Some times when you see seeds for sale or for swap, they are labeled as F1 hybrids. But do you know what that means? If not, read on…
An F1 hybrid is a result of crossing two pure genetic lines of plants, to make one new genetic line. But that’s getting a bit ahead of ourselves…
Most seeds you buy are pure line seeds. That means that they will consistently produce the same plant. Producers may see an advantage in crossing two of these lines. The resulting plant is an F1 hybrid.
It then takes many years of consistent breeding to make sure you produce a pure line of plants with the genetic advantages that made you cross-pollinate two pure lines in the first place.
And that few years of breeding to make a consistent genetic line costs money, which is why F1 hybrids are sometimes a little bit more expensive.
But, seed collected from an F1 hybrid will not produce plants which are the same as those from which it is collected.
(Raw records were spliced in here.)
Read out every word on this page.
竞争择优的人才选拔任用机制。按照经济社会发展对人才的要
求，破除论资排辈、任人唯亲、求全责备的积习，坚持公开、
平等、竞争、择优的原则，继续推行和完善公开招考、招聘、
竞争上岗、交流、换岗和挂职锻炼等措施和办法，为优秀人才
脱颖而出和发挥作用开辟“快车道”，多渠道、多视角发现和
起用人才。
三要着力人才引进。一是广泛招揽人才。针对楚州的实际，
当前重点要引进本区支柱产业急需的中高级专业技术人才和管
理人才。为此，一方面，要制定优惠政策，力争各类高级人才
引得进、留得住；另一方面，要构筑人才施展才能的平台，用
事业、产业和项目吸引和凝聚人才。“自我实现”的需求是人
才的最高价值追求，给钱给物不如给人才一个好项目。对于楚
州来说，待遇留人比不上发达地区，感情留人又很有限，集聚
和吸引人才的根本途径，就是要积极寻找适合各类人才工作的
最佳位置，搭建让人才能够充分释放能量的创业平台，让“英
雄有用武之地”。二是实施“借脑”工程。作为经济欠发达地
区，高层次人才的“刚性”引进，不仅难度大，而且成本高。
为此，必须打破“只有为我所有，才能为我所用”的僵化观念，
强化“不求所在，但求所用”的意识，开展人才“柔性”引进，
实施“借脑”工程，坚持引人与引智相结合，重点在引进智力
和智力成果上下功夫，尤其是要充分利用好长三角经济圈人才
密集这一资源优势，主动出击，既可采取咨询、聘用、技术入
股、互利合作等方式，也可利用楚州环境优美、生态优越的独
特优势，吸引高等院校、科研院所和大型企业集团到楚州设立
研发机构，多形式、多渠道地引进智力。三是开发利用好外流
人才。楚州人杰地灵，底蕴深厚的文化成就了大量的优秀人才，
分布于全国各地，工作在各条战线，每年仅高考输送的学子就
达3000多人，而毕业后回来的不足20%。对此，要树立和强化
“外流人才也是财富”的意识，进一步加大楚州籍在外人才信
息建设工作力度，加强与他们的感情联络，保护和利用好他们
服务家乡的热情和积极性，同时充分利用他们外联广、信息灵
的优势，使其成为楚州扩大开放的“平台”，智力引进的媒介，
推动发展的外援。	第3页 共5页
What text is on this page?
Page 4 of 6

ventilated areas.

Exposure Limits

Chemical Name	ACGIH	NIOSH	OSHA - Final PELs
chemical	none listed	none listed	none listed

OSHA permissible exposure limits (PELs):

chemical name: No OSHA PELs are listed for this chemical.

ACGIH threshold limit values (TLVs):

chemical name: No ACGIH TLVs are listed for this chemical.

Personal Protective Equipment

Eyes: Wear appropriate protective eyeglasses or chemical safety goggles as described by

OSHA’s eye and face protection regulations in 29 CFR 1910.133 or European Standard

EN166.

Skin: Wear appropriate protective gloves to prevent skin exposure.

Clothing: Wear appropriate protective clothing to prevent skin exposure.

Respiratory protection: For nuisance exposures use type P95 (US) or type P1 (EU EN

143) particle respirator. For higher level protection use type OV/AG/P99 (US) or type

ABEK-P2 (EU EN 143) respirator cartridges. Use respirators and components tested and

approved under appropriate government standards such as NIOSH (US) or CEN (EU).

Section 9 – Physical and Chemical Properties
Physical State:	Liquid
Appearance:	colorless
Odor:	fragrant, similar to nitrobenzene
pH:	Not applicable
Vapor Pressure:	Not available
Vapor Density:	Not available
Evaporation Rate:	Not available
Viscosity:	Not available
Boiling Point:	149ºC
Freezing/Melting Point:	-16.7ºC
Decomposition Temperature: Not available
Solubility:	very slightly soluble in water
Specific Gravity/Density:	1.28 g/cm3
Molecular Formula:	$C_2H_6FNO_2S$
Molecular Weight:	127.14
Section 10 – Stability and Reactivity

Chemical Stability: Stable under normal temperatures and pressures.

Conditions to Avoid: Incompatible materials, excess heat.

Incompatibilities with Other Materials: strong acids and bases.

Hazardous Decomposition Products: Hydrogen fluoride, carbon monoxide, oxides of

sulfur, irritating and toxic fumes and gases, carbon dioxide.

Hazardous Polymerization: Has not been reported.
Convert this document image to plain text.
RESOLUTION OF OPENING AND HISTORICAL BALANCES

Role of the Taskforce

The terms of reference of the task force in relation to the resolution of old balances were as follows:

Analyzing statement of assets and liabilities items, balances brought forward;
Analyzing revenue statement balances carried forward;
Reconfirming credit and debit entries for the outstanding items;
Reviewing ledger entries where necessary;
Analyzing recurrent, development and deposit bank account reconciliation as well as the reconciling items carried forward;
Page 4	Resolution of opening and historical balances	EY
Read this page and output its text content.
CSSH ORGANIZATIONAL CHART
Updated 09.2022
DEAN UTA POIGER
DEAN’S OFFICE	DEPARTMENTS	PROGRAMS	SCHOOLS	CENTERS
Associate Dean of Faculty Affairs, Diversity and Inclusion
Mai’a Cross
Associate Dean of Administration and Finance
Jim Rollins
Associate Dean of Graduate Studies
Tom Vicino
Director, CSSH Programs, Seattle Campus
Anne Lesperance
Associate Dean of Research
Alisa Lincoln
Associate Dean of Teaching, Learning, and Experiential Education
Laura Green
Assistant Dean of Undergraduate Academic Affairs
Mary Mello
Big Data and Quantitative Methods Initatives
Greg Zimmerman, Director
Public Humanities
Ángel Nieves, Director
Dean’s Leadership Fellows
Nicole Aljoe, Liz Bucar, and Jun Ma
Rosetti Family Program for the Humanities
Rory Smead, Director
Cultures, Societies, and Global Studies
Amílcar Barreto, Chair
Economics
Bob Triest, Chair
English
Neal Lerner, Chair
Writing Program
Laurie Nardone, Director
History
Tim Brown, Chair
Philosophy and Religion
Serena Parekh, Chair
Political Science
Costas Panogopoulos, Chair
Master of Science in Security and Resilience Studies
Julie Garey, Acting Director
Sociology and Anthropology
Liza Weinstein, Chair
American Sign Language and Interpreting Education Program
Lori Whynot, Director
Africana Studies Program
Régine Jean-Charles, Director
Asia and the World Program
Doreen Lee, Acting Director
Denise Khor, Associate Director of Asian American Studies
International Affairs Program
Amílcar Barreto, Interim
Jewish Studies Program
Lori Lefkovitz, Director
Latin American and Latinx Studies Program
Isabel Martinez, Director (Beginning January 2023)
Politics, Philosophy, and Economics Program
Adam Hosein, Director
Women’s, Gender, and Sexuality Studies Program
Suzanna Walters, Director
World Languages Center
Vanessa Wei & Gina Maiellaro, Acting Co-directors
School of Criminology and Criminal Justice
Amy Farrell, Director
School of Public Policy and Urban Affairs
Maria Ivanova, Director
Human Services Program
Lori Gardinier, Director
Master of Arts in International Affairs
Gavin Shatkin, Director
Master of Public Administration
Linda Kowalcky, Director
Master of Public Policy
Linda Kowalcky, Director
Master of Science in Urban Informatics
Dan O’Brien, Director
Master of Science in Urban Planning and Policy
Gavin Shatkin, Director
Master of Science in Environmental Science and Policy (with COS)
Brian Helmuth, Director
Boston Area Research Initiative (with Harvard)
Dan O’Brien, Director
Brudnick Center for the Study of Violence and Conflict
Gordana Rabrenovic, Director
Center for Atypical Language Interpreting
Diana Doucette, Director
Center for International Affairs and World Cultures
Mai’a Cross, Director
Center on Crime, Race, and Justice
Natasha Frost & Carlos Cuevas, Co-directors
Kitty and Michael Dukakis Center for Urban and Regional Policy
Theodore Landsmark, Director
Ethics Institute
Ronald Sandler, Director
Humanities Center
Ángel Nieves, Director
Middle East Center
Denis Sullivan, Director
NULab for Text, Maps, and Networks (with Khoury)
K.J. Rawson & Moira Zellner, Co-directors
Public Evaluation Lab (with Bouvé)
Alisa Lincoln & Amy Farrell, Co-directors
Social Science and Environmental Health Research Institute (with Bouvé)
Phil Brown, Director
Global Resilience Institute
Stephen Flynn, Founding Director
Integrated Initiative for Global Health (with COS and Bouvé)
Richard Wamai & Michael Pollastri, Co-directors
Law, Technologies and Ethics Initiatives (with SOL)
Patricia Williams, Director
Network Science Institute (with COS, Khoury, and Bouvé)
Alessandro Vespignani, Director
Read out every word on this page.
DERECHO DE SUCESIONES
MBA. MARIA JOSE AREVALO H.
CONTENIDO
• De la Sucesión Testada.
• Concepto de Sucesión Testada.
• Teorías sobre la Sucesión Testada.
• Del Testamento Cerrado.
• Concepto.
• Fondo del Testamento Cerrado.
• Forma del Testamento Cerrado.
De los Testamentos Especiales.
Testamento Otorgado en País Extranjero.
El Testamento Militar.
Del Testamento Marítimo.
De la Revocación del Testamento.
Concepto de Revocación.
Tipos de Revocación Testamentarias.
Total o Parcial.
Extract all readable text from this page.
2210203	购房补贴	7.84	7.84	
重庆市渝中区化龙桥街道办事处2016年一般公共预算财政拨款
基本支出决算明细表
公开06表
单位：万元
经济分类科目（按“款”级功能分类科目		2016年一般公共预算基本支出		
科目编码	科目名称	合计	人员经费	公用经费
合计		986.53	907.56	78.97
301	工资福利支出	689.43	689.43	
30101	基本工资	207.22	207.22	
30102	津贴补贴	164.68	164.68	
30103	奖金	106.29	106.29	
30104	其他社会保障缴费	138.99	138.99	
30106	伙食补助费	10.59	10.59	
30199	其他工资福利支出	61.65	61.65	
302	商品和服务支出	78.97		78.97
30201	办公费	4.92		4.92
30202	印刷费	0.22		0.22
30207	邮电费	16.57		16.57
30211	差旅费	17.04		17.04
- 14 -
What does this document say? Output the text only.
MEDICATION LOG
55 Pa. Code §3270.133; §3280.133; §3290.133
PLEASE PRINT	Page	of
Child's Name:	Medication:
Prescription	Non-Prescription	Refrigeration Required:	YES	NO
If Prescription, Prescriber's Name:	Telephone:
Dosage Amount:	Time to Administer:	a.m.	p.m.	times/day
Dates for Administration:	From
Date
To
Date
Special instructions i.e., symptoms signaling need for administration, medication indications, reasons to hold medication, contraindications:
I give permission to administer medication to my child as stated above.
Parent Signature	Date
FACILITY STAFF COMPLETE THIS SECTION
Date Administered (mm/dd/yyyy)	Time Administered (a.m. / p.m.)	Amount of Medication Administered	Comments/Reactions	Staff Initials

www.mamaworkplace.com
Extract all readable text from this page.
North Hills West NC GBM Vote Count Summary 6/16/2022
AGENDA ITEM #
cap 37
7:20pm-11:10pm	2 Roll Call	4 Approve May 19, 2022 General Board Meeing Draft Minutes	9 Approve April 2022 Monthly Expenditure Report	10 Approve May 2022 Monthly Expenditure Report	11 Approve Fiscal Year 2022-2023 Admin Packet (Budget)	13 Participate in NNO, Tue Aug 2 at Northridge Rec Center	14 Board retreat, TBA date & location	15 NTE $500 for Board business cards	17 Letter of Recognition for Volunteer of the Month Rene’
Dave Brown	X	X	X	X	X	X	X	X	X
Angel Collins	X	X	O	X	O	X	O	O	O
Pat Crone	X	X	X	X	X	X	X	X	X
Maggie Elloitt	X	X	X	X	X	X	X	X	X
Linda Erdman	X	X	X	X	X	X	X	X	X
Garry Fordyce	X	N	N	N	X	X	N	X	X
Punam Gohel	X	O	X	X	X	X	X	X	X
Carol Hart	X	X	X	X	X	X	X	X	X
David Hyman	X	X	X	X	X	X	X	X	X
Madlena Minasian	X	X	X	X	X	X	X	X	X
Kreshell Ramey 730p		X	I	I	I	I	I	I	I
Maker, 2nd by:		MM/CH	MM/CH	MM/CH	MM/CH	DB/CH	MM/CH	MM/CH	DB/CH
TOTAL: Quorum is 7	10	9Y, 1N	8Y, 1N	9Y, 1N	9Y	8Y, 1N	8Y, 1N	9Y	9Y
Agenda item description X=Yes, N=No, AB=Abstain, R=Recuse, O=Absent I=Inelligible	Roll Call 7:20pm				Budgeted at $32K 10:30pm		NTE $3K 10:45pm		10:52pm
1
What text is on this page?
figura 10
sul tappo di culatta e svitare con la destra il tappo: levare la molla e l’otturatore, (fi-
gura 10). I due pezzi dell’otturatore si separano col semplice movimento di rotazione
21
That’s why it isn’t such a good idea to save seeds from supermarket varieties, although if you aren’t too bothered about the variety it can be a fun way to experiment in the garden. You can only obtain new pure lines by crossing those pure line varieties (for a few generations) – and only the original breeder has the necessary pure lines.
So it works both ways. The gardener gets better, though more expensive, varieties and the plant breeder gets a reasonable return on the investment of their time and skill.